Question

I WILL AWARD MEDAL !!!!!!!!!!!!!!!!!!!!
PLEASE HELP!!!!!!!!!!!!!!!!!
Using complete sentences, describe the benefit of simplifying rational expressions before multiplying.

Answer 1

@tcarroll010 @jim_thompson5910 @whpalmer4 @Hero

Answer 2

Well, it makes computations as simple as possible that would otherwise be more expanded than necessary.

Answer 3

Simplifying before computing leads to more simpler expressions. Not simplifying before computing leads to more complex expressions. Therefore, your first impulse when solving any kind of equation or reducing any expression should be to 'simplify' first if possible.

Answer 4

Also can you help me in this question also Using complete sentences, describe how you would check the quotient of two rational expressions. Create and demonstrate your own example of this concept.

Answer 5

Are you taking a test?

Answer 6

Be honest.

Answer 7

A quiz is essentially a test, just on a smaller scale.

Answer 8

Yes

Answer 9

@tkhunny, I figured you were shadowing me.

Answer 10

"Using complete sentences, describe the benefit of simplifying rational expressions before multiplying. "

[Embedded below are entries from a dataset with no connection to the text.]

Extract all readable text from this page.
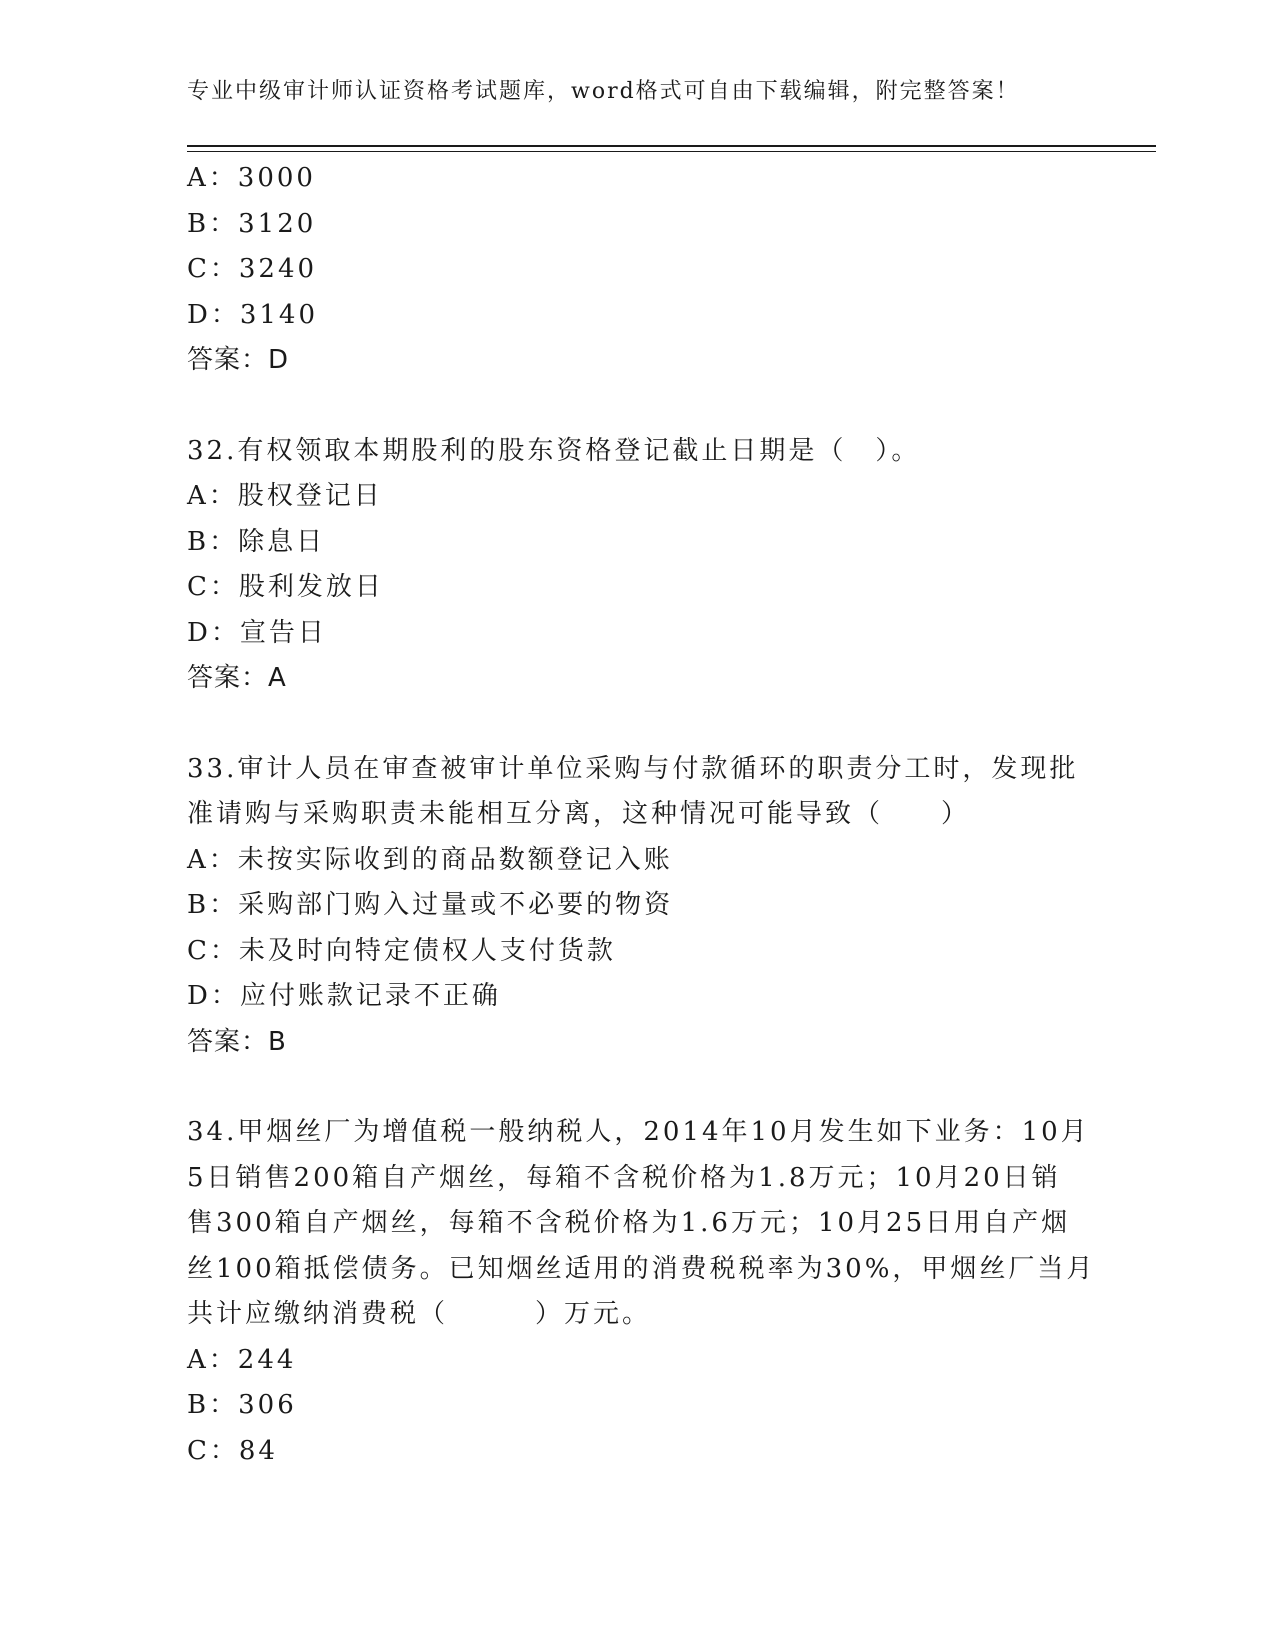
专业中级审计师认证资格考试题库，word格式可自由下载编辑，附完整答案！
A：3000
B：3120
C：3240
D：3140
答案：D
32.有权领取本期股利的股东资格登记截止日期是（　）。
A：股权登记日
B：除息日
C：股利发放日
D：宣告日
答案：A
33.审计人员在审查被审计单位采购与付款循环的职责分工时，发现批
准请购与采购职责未能相互分离，这种情况可能导致（　　）
A：未按实际收到的商品数额登记入账
B：采购部门购入过量或不必要的物资
C：未及时向特定债权人支付货款
D：应付账款记录不正确
答案：B
34.甲烟丝厂为增值税一般纳税人，2014年10月发生如下业务：10月
5日销售200箱自产烟丝，每箱不含税价格为1.8万元；10月20日销
售300箱自产烟丝，每箱不含税价格为1.6万元；10月25日用自产烟
丝100箱抵偿债务。已知烟丝适用的消费税税率为30%，甲烟丝厂当月
共计应缴纳消费税（　　　）万元。
A：244
B：306
C：84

Here's mine: There may or may not be benefits to simplifying rational expressions before multiplying. If you don't happen to need the simplified version, then it was a waste of time.

Answer 11

Example @tkhunny

Answer 12

I've always simplifed first before simplifying expressions. I have yet to 'not need' the simpler version.

Answer 13

Although there was that one problem I did....

Answer 14

Help me with this one please Using complete sentences, describe how you would check the quotient of two rational expressions. Create and demonstrate your own example of this concept.

Answer 15

Fair enough:

\(\dfrac{y^{2} - 2y}{y} = 0\) -- Solve for \(y^{2}\)

Answer 16

The entire question please >1/2

Answer 17

If you're solving for \(y^2\) then you're solving for \(y^2\). It would make no sense to simplify in this case.

Answer 18

That's why we say simplify (if necessary) usually.

Answer 19

So, you're buying it? :-)

Answer 20

In this case, it isn't necessary

Answer 21

Oh so you are trying to trick me huh.

Answer 22

@tkhunny I sm talking to you not @Hero

Answer 23

However, suppose someone did decide to simplify first. They would get

y - 2 = 0
y = 2

Then multiply both sides by y to get
y^2 = 2y

So...same difference

Answer 24

@magbak Just trying to be thorough. You'll be the only one in your class with a counter example to the original premise. :-)

@hero For sure. Unique answers don't care how you find them?

Answer 25

I was hoping to get a answer to my question not to get lost in a mathematical argument

Answer 26

This isn't a mathematical argument per se.

Answer 27

It is not so where is my answer in all of this. I am not trying to be rude or anything.

Answer 28

Okay, without the finer points:

Simplification prior to multiplication keeps all expressions smaller and more manageable.

How's that?

Answer 29

Is this for the second question or the main post I already understood the main question not the second question.

Answer 30

On the other hand:

\(\dfrac{x^{2}-1}{x+1}\cdot\dfrac{x-1}{x^{2}-1}\)

I would NOT simplify that one factor at a time.

Answer 31

What do you mean by that @tkhunny?

Answer 32

\(\dfrac{x^{2} - 1}{x^{2} - 1}\cdot\dfrac{x-1}{x+1} = \dfrac{x-1}{x+1}\)

Much better way to go.

Answer 33

That's still simplification in my opinion. You didn't expand or multiply.

Answer 34

The premise is "simplifying rational expressions before multiplying. " I eliminated the multiplication (or reduced the multiplicand to unity.)

Answer 35

Yet another reason for simplifying. In cases such as this, you may not even have to multiply anything.

Answer 36

@magbak " Create and demonstrate YOUR OWN example of this concept. " (bold added)

No one can help you with this.

Answer 37

WHY NOT YOU ARE SO LAYZY

Answer 38

And you're not @magbak?

Answer 39

I'm not in your head.

Answer 40

I am just joking I am probably the most laziest person on earth after a couch potato.

Answer 41

Joke accepted. Now, get to work on that example.